Le FPÖ, au gouvernement au tournant des années 2000 en coalition avec les conservateurs, a progressé "grâce à un gros travail sur la normalisation et à sa grande plasticité idéologique, parlant cette année des réfugiés et de l'islam, et plus du pangermanisme", souligne-t-il.

Le résultat confirme paradoxalement que la coalition reste le moyen le plus sûr pour une formation de droite radicale d'accéder au pouvoir.

Le FPÖ gouverne dans l'Etat autrichien du Burgenland, frontalier de la Hongrie, avec les socialistes du SPÖ. Pendant plusieurs années, au tournant des années 2000, il a été au gouvernement à Vienne, dans une coalition "noire-bleue" avec l'ÖVP.

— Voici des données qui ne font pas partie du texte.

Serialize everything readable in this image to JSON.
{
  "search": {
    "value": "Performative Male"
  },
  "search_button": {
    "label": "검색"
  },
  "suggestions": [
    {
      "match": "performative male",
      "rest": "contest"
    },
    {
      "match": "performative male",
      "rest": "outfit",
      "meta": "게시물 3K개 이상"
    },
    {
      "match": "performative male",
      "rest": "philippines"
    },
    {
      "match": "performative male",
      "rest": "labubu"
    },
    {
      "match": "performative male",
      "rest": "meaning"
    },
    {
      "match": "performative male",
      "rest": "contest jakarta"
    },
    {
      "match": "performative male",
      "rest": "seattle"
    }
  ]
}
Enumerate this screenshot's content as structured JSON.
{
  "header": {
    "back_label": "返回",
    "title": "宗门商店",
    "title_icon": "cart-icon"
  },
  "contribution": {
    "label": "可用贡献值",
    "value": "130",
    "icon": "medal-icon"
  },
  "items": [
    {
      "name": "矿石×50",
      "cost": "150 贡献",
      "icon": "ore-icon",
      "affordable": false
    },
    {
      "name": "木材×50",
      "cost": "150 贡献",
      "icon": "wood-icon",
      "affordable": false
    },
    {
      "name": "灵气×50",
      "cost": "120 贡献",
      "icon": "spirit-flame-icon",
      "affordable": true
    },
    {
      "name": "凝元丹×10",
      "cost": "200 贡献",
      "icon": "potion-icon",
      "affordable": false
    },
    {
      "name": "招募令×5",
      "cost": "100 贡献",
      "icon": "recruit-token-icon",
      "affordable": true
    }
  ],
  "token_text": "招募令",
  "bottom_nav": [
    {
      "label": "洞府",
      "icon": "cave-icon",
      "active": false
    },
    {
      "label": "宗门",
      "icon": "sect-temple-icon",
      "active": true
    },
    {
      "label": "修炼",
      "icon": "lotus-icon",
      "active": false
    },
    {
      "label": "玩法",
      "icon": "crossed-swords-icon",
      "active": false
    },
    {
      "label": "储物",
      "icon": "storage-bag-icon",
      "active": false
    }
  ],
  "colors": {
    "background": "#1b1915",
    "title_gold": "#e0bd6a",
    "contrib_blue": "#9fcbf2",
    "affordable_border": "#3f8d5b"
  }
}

Actuellement, en Norvège, au Danemark ou en Finlande, les partis populistes participent aux majorités au pouvoir, voire aux gouvernements. En Italie, la "Lega" a longtemps gouverné en coalition avec Silvio Berlusconi.

Toutes ces formations regardent avec attention le Fidesz de Viktor Orban, au pouvoir en Hongrie, ou le parti conservateur Droit et Justice (PiS) à la tête de la Pologne depuis fin 2015.

Autre enseignement clé : qu'importent les défaites, leurs idées infusent. C'est la thèse du "parti lobby" citée par M. Lebourg, pour qui les formations néopopulistes, sans détenir le pouvoir, imposent leurs thématiques et leur vision de la société.

"L'histoire électorale montre qu'en général, on leur donne un coup de pouce en allant lourdement draguer leurs électeurs" en pensant ainsi les contenir. A 49,7%, comme en Autriche, ça devient, d'après ce chercheur, "potentiellement un coup de pouce victorieux" pour la fois d'après. Et M. Hofer a déjà dit qu'il se représenterait.